ACT4:深海の太陽




 魔王城グレート・パンデモニウム・タワー666階、玉座の間。

 奥の壁には魔王軍幹部たちの顔写真が一列に飾られ、その内の幾つかにはバツマークが張られて白黒写真となっている。


 そんな遺影を眺めながら、魔王オーガスティンは歯ぎしりし、そのかたわらでは足首を鎖で繋がれた道化がノンビリくつろいでいる。

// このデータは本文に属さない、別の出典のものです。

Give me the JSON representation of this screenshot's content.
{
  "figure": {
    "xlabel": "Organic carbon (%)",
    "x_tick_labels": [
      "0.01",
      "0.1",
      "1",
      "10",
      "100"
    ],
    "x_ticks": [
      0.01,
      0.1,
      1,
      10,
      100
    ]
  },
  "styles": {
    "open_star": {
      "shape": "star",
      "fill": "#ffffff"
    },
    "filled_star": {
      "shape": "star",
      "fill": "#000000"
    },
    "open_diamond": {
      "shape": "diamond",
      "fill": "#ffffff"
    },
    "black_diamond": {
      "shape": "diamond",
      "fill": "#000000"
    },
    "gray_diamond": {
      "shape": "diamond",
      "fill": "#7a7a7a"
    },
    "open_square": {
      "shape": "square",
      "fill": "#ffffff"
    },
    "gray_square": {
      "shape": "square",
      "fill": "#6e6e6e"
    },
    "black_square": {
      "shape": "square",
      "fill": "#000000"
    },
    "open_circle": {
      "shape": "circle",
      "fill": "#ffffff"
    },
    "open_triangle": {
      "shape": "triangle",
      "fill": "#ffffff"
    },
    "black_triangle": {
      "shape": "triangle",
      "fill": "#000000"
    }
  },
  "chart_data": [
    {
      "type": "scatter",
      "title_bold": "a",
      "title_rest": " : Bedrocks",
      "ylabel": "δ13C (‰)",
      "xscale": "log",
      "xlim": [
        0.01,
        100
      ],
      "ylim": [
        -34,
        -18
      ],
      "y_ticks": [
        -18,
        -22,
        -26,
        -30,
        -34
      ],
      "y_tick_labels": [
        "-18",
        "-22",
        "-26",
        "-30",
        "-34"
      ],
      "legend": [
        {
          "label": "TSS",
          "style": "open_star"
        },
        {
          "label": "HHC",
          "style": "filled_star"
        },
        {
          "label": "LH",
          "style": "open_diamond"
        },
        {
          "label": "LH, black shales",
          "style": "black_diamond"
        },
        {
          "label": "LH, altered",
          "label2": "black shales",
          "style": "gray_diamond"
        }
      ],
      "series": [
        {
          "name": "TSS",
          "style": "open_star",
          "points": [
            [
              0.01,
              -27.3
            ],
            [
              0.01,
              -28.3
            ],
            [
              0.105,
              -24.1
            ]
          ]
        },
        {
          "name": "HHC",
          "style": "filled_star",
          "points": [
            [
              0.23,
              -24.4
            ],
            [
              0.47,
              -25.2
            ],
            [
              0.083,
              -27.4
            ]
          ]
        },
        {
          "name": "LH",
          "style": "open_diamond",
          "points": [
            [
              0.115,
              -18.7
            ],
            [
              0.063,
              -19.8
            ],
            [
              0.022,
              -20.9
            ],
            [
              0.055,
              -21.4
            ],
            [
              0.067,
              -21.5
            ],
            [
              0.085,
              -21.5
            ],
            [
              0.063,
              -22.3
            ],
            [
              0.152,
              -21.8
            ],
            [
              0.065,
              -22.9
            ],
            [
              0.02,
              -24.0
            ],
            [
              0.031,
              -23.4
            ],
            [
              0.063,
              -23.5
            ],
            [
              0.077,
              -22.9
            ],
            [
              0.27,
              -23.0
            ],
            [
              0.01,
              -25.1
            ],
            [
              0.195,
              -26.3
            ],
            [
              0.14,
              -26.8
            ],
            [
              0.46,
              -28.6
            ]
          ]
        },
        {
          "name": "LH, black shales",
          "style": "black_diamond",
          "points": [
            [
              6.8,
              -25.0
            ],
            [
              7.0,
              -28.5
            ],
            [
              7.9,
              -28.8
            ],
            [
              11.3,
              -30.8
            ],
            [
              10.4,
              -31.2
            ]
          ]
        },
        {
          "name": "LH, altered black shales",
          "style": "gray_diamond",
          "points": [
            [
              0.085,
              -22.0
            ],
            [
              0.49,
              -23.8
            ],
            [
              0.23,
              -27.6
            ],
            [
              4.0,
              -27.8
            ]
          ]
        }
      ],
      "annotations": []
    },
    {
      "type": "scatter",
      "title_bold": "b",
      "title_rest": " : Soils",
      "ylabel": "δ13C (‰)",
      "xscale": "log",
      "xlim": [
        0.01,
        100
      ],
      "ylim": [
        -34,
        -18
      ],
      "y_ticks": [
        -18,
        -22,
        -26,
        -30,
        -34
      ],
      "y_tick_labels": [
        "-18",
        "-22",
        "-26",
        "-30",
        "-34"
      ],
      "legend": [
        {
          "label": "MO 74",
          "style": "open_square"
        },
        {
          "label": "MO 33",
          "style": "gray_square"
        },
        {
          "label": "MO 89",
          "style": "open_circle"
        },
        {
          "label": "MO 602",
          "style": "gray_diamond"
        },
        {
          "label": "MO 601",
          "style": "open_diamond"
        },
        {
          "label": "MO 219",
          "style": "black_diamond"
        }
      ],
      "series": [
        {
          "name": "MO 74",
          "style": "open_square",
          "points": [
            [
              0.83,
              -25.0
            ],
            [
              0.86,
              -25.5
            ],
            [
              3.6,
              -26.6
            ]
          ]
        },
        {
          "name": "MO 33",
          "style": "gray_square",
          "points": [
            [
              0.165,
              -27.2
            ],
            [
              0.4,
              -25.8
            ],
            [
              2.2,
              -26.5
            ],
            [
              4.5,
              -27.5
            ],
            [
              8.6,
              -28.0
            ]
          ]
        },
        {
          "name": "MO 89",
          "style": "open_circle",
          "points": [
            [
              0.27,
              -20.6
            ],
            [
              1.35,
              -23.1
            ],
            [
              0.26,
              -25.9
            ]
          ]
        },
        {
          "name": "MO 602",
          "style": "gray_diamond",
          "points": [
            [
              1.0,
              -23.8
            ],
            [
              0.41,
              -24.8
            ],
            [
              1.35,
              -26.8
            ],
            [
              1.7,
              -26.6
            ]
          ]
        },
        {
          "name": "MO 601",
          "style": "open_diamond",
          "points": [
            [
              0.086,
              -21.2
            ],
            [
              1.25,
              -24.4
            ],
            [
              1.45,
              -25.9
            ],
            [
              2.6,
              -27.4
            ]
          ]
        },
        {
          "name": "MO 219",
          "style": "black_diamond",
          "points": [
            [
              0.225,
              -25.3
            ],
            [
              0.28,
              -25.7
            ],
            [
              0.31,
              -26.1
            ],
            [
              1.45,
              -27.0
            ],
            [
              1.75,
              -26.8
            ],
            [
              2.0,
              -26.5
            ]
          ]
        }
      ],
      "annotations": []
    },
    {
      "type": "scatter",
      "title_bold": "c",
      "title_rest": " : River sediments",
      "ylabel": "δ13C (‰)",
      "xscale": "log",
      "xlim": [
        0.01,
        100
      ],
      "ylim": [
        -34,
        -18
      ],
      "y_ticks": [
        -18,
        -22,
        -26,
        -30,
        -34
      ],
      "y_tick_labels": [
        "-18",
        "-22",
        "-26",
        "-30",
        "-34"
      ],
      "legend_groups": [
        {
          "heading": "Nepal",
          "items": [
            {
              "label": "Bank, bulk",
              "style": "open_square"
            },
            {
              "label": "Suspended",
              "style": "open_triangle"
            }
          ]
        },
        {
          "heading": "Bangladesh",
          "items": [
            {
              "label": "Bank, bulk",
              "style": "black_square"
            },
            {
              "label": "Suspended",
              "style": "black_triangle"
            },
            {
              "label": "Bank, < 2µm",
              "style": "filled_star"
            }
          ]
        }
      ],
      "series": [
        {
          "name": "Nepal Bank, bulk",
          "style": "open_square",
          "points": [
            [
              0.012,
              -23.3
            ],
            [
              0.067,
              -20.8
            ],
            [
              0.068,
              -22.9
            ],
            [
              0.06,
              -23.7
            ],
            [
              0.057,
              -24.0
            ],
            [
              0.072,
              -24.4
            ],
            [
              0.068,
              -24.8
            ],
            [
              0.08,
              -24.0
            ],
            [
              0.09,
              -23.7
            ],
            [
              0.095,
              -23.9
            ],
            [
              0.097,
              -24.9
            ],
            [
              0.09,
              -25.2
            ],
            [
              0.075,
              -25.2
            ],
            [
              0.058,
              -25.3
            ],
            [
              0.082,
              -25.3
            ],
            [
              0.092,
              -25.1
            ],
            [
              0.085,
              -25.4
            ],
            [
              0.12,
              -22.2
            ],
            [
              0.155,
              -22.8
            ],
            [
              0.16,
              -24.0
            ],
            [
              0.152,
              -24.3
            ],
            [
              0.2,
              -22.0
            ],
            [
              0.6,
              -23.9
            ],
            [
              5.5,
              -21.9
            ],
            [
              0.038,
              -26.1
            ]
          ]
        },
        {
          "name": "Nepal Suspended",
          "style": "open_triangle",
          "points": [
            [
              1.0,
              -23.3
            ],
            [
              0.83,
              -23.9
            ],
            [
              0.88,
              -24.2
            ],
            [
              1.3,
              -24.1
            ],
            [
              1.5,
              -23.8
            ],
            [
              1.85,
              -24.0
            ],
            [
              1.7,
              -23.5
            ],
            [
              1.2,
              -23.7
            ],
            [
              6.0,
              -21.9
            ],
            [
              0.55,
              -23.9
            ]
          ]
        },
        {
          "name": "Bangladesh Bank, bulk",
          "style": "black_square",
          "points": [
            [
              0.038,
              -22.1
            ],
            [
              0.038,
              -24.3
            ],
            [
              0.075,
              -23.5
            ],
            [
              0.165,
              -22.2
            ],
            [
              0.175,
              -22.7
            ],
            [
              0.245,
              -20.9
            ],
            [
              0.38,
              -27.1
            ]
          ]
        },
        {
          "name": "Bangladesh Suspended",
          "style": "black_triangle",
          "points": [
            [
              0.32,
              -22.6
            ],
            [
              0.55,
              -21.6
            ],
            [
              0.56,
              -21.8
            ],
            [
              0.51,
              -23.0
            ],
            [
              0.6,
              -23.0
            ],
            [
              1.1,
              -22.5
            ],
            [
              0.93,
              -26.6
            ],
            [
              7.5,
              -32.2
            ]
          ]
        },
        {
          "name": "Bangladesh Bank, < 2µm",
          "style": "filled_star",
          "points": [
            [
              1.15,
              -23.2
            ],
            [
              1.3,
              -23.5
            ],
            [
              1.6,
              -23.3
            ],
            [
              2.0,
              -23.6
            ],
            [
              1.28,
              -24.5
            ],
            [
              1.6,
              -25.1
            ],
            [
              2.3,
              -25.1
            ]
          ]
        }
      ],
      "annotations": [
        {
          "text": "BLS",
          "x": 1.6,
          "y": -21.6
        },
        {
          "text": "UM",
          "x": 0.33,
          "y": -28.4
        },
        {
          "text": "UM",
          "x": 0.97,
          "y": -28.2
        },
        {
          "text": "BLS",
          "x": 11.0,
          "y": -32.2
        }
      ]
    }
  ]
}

魔王「おのれ! 勇者どもめ、勢い付きおって! 以前とはまるで別人だ」


道化「人間の寿命は魔物より短いが、その分だけ成長は早いもの。くれぐれも甘く見るなとご忠告さしあげたハズだが」


魔王「ふん! 記憶にないな」


道化「どうやらすっかり耳が遠くなったご様子。記憶力も怪しい。いやはや お互い年はとりたくないものですなぁ」


魔王「口を慎めよ、マルエル。お前など殺す価値もないから生かしている。それだけの話なのだぞ?」


道化「ピエロ相手に本気でキレる王者がどこに居ます? 道化とは! 人権がない代わりに好き放題しゃべるもの。ペットに裸を見られたからといって、恥ずかしがる者がいますか」


魔王「王宮のマナーなど どうでもいい。勇者どもが攻め込んできているというのに。どいつもコイツも役に立たん。ああ、こんな時に奴がいてくれたら……」


 そこへ広間の扉が開き、伝令が飛び込んでくる。


伝令「恐れながら、申し上げます。陛下」


魔王「今度はなんだ? どの将軍が天球の流れ星になったというのだ?」


道化「詩人ですねぇ。部下はたまったものではない」


伝令「いえ、森魔しんま獣公が敵に寝返った様子。勇者と共に本丸へ乗り込んできます」


魔王「アイツ! 部下の賃上げ交渉に応じなかった件を根に持っておったか。なんと器の小さい男よ! 魔王軍の恥さらしめ!」


道化「陛下が得意な武器はブーメランだとみえる。その精度は百発百中」


伝令「えーっと、それから、はて? まだ大切な用があったような?」


※「案内ご苦労様。相変わらず無駄にクッソ広いですね魔王城は。久しぶりなものですから勝手がわからなくて苦労しちゃった。しかし、もういいですよ? 陛下に処される前に貴方はさっさとお逃げなさい。はい、催眠解除」(指を鳴らす)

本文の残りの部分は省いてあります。